Washington merkezli düşünce kuruluşu THO tarafından organize edilen "Kudüs Kararı: Washington, Tel Aviv ve Ankara'dan Görünüm" başlıklı telekonferansa Rektör Erhan ile Amerikan-İsrail Halkla İlişkiler Komitesi (AIPAC) Kıdemli Danışmanı Raphael Danziger ve Georgetown Üniversitesi Öğretim Üyesi Moran Stern katıldı. Telekonferansın moderatörlüğünü ise SUNY Maritime College Öğretim Üyesi Mark Meirowitz yaptı.
- "Türkiye, uluslararası hukuk temelinde karşı çıkıyor"
ABD Başkanı Donald Trump'ın Kudüs kararının uluslararası arenada çok güçlü tepki topladığını vurgulayan Çağrı Erhan, "Bu karar ABD'yi çok hızlı bir biçimde Birleşmiş Milletler Güvenlik Konseyinde (BMGK) ve uluslararası sahnede yalnız bıraktı. Trump'ın söz konusu Kudüs kararı, bugüne kadarki barış süreci girişimlerinin kazanımlarının neredeyse tamamını siliverdi." değerlendirmesinde bulundu.
Türkiye'nin söz konusu Kudüs kararına karşı çıkmasının temelinde "uluslararası hukuka aykırılığın" olduğunu belirten Erhan, Türkiye'de sadece iktidar partisinin değil, toplumun tüm kesimlerinin bu karara itiraz ettiğine dikkati çekti.

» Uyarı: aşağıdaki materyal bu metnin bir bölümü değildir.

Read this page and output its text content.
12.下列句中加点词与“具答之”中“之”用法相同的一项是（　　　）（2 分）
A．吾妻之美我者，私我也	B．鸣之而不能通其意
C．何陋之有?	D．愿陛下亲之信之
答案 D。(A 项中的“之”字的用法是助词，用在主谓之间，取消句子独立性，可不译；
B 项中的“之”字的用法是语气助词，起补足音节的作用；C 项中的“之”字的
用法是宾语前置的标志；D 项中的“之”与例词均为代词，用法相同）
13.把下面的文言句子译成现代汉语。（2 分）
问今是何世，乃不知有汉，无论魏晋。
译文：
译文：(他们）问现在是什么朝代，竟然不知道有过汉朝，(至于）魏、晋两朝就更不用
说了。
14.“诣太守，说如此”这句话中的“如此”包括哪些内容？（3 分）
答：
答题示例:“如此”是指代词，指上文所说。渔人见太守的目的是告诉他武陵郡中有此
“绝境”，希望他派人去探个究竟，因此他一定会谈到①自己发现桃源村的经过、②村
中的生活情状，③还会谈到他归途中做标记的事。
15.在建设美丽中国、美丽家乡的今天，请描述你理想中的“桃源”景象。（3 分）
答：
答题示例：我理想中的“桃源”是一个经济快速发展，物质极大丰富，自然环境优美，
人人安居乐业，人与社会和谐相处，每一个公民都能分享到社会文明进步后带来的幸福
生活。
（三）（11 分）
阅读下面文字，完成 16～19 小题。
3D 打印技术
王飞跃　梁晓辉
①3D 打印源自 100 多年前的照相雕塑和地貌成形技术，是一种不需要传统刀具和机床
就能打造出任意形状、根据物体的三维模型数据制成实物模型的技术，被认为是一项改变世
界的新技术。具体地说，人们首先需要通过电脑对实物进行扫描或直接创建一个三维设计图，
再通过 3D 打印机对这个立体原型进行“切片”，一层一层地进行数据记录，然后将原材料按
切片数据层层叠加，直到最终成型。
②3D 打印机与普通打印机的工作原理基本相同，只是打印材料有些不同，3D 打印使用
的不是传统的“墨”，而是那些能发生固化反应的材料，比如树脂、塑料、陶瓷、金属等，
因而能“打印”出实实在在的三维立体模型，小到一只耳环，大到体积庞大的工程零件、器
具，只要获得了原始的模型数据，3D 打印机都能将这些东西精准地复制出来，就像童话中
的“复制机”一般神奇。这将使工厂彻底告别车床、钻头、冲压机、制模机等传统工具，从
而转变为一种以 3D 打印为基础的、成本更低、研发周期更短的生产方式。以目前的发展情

Bu noktada İslam İşbirliği Teşkilatı (İİT) tarafından İstanbul'da alınan karara atıf yapan Erhan, ilgili Birleşmiş Milletler (BM) kararlarından hareketle birçok ülkenin ABD'nin tek taraflı adımını "hukuksuz" bulduğunu dile getirdi.
Erhan ayrıca, sadece Müslüman dünyanın değil, BMGK'nin 15 üyesinin ABD hariç hepsinin Trump'ın Kudüs kararına karşı çıktığını sözlerine ekledi.
ABD'nin Kudüs kararının birçok İsrailli tarafından "70 yıllık bir siyasi gerçeğin doğrulanması" olarak görüldüğünü kaydeden Moran Stern ise Kudüs'ün hala barış sürecinin en önemli halkası olduğunu anlattı.
Trump yönetiminin adımını, geleneksel Amerikan dış politikasından bir kopuş olarak görmediğini belirten Raphael Danziger de bu kararın esasen 22 yıl önce o günkü Cumhuriyetçi ve Demokratlar tarafından ortak bir şekilde alındığını ve günün birinde bir ABD başkanının bu karara uyacağını söyledi.
Oturuma katılan konuşmacılar Türkiye ile İsrail arasındaki ilişkilerin son derece önemli olduğu ve Kudüs kararının ardından bu ilişkilerin seyrinin yakından takip edileceğini vurguladılar.
- Kudüs'teki yarım asırlık işgal
Doğu Kudüs'ü 5 Haziran 1967'de işgal eden İsrail, 1980'de tek taraflı olarak kentin doğusunu ve batısını "birleşik başkenti" ilan etti. Birleşmiş Milletler Güvenlik Konseyi (BGMK), 1980'de kabul ettiği 478 sayılı kararla, İsrail'in ilhak ve başkent ilanını geçersiz saydı. BMGK kararı çerçevesinde, ABD dahil uluslararası toplum Doğu Kudüs'ün işgal altında olduğunu kabul ediyor. İsrail yönetimini tanıyan tüm ülkelerin büyükelçilikleri Tel Aviv'de bulunuyor. Hiçbir ülke, Kudüs'ü ya da doğu ve batı bölümlerini başkent olarak kabul etmiyor.
ABD, Trump'ın hamlesiyle Kudüs'ü "İsrail'in başkenti" olarak tanıyan ilk ülke oldu. Uluslararası toplumun tepkisini çeken Trump yönetimi, bölgenin kaosa sürükleneceği ve İsrail-Arap ihtilafının daha da çözümsüz hale geleceği uyarılarını göz ardı etti. İsrail ile Filistin arasındaki barış görüşmeleri, İsrail'in "1967 sınırlarını, zorunlu göçe maruz bırakılan Filistinlilerin geri dönüş hakkını ve yeni Yahudi yerleşim birimlerinin inşasına son vermeyi kabul etmemesi" nedeniyle Nisan 2014'te durmuştu.